Positive storytelling firmly rooted in a commitment to building the relationship.
As with any relationship, you have to put in the time, and you have to listen. At TVA, we have learned this lesson through building longstanding relationships with trusted media outlets delivering news in over 20 languages throughout the Pacific Northwest.
Relationship building cannot be skipped or rushed—not if you want results
You must invest in getting to know each outlet and the types of stories that are relevant to each community. What do people care about? What is affecting them? Who do they trust? “Positive storytelling” is critical.
Marginalized communities are all too accustomed to traditional media painting them in a negative light. At worst, they are portrayed as criminals and freeloaders, and at best, as rare exceptions to those rules. Is it any wonder that multicultural media outlets are hungry for stories that shine a positive light on their audience without tokenizing them?

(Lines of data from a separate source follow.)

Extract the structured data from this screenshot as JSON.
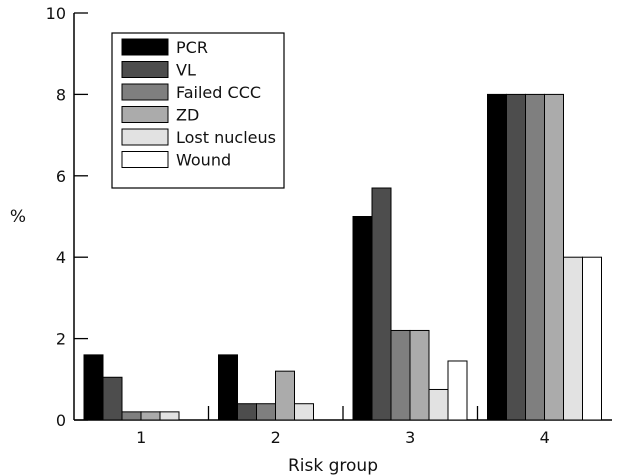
{
  "chart_data": {
    "type": "bar",
    "xlabel": "Risk group",
    "ylabel": "%",
    "ylim": [
      0,
      10
    ],
    "yticks": [
      0,
      2,
      4,
      6,
      8,
      10
    ],
    "categories": [
      "1",
      "2",
      "3",
      "4"
    ],
    "grid": false,
    "legend_position": "top-left",
    "series": [
      {
        "name": "PCR",
        "color": "#000000",
        "values": [
          1.6,
          1.6,
          5.0,
          8.0
        ]
      },
      {
        "name": "VL",
        "color": "#4d4d4d",
        "values": [
          1.05,
          0.4,
          5.7,
          8.0
        ]
      },
      {
        "name": "Failed CCC",
        "color": "#7f7f7f",
        "values": [
          0.2,
          0.4,
          2.2,
          8.0
        ]
      },
      {
        "name": "ZD",
        "color": "#ababab",
        "values": [
          0.2,
          1.2,
          2.2,
          8.0
        ]
      },
      {
        "name": "Lost nucleus",
        "color": "#e2e2e2",
        "values": [
          0.2,
          0.4,
          0.75,
          4.0
        ]
      },
      {
        "name": "Wound",
        "color": "#ffffff",
        "values": [
          null,
          null,
          1.45,
          4.0
        ]
      }
    ]
  }
}
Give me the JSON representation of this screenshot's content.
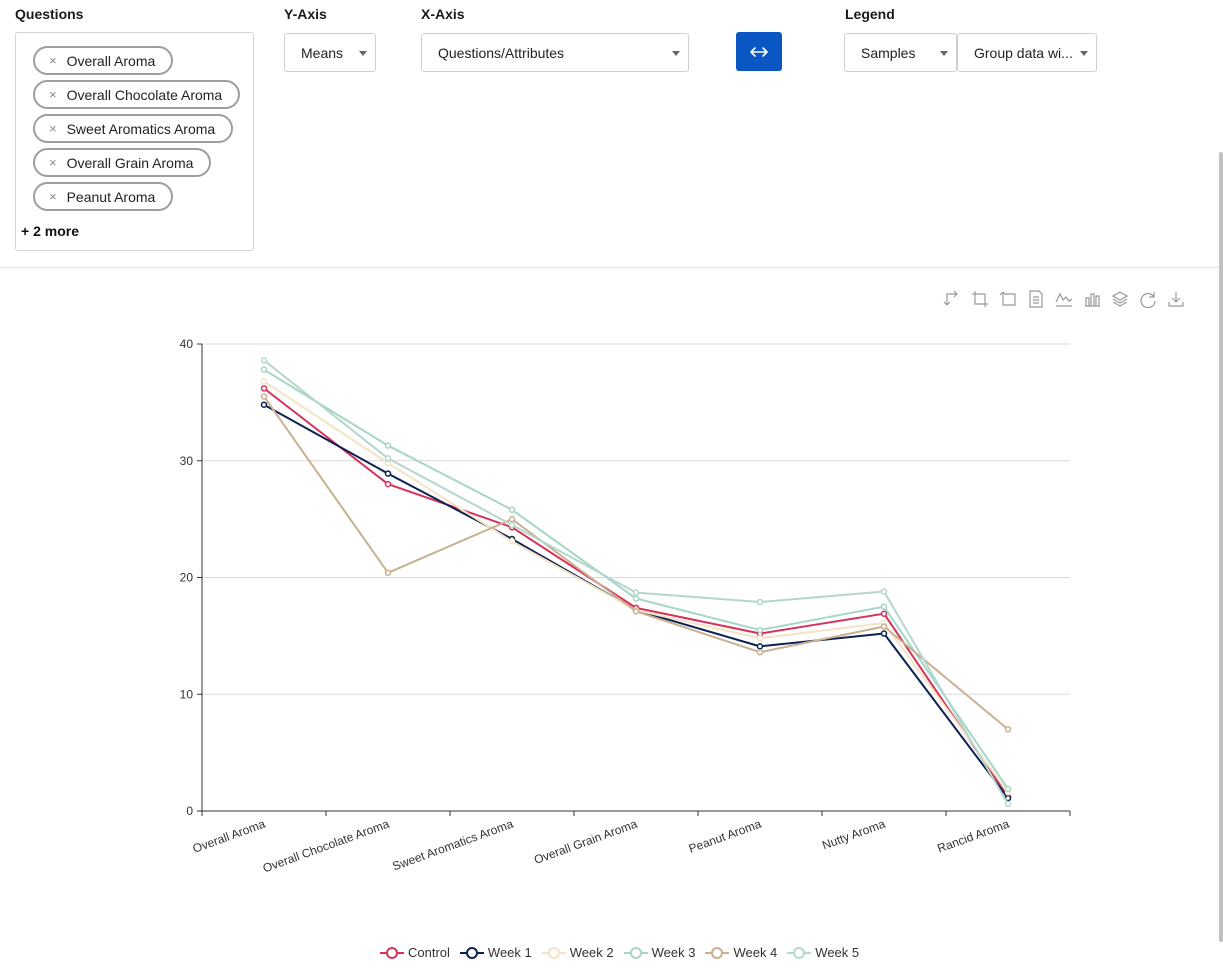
{
  "controls": {
    "questions_label": "Questions",
    "yaxis_label": "Y-Axis",
    "xaxis_label": "X-Axis",
    "legend_label": "Legend",
    "chips": [
      "Overall Aroma",
      "Overall Chocolate Aroma",
      "Sweet Aromatics Aroma",
      "Overall Grain Aroma",
      "Peanut Aroma"
    ],
    "chip_remove": "×",
    "more_text": "+ 2 more",
    "yaxis_value": "Means",
    "xaxis_value": "Questions/Attributes",
    "legend_value": "Samples",
    "group_value": "Group data wi..."
  },
  "toolbox_icons": [
    "rotate-axes-icon",
    "crop-icon",
    "crop-alt-icon",
    "data-view-icon",
    "line-chart-icon",
    "bar-chart-icon",
    "stack-icon",
    "restore-icon",
    "download-icon"
  ],
  "chart_data": {
    "type": "line",
    "categories": [
      "Overall Aroma",
      "Overall Chocolate Aroma",
      "Sweet Aromatics Aroma",
      "Overall Grain Aroma",
      "Peanut Aroma",
      "Nutty Aroma",
      "Rancid Aroma"
    ],
    "ylim": [
      0,
      40
    ],
    "yticks": [
      0,
      10,
      20,
      30,
      40
    ],
    "grid": true,
    "legend_position": "bottom",
    "series": [
      {
        "name": "Control",
        "color": "#d6315b",
        "values": [
          36.2,
          28.0,
          24.3,
          17.4,
          15.2,
          16.9,
          1.2
        ]
      },
      {
        "name": "Week 1",
        "color": "#0c2252",
        "values": [
          34.8,
          28.9,
          23.3,
          17.2,
          14.1,
          15.2,
          1.1
        ]
      },
      {
        "name": "Week 2",
        "color": "#f4e3c4",
        "values": [
          36.8,
          29.8,
          23.1,
          17.2,
          14.8,
          16.1,
          1.6
        ]
      },
      {
        "name": "Week 3",
        "color": "#a5d6c6",
        "values": [
          37.8,
          31.3,
          25.8,
          18.2,
          15.5,
          17.5,
          1.9
        ]
      },
      {
        "name": "Week 4",
        "color": "#c9b08f",
        "values": [
          35.5,
          20.4,
          25.0,
          17.1,
          13.6,
          15.8,
          7.0
        ]
      },
      {
        "name": "Week 5",
        "color": "#b5d6ce",
        "values": [
          38.6,
          30.2,
          24.5,
          18.7,
          17.9,
          18.8,
          0.6
        ]
      }
    ]
  }
}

How will you “do multicultural media” in practice?
Learn, connect, relate, compensate, and manage expectations.
If you want to take an equity-driven, relationship-based approach to building multicultural media relationships, here’s what to expect:
Get to know the various editorial styles, story formats, and subject matter relevant to each media outlet and their surrounding communities.
Multicultural media partners appreciate interviews that uncover how a story directly impacts and benefits their community. At TVA, we highlight how our client’s stories, company news, events, or services are relevant to the audience and culturally appropriate.
Devote time and energy into meeting each media outlet team in person. It may seem obvious, but you’ll have more success pitching stories to people who know and trust you. At TVA, we push our clients to make deeper connections to help them understand community members’ perspectives.
3. Be human
The best storytelling is created through open and candid conversation. What your organization does is important to you, but until you sit down and have an honest, two-way conversation, you can’t know if and how it’s important to others. We can help prepare you through spokesperson development, media training, key message point creation, and interview briefings. We can also help you create accessible media materials—ones that transform jargon into “speaking human” and transcreate information into other languages.
4. Compensate equitably
Multicultural media outlets often distribute news for free, with an income based entirely on advertising dollars. Most people at multicultural outlets are used to being underpaid and overworked.
Frankly, if you want to engage with them, you should think about whether you are going to perpetuate that reality or join us in changing it. At TVA, we advocate for our community media partners, ensuring they understand the value of their demanding work and the importance of their role as the bridge to community.
5. Manage expectations
Small media outlet staff often juggle production, writing, editing, posting, and long on-air hours every day. Think twice before you make a last-minute request for their attendance at a press conference across town. With small, scrappy teams, a real-time (aka, last minute) press release postings or custom article may not be feasible. At TVA, we can help you understand editorial processes and timelines and develop best practices for multicultural media.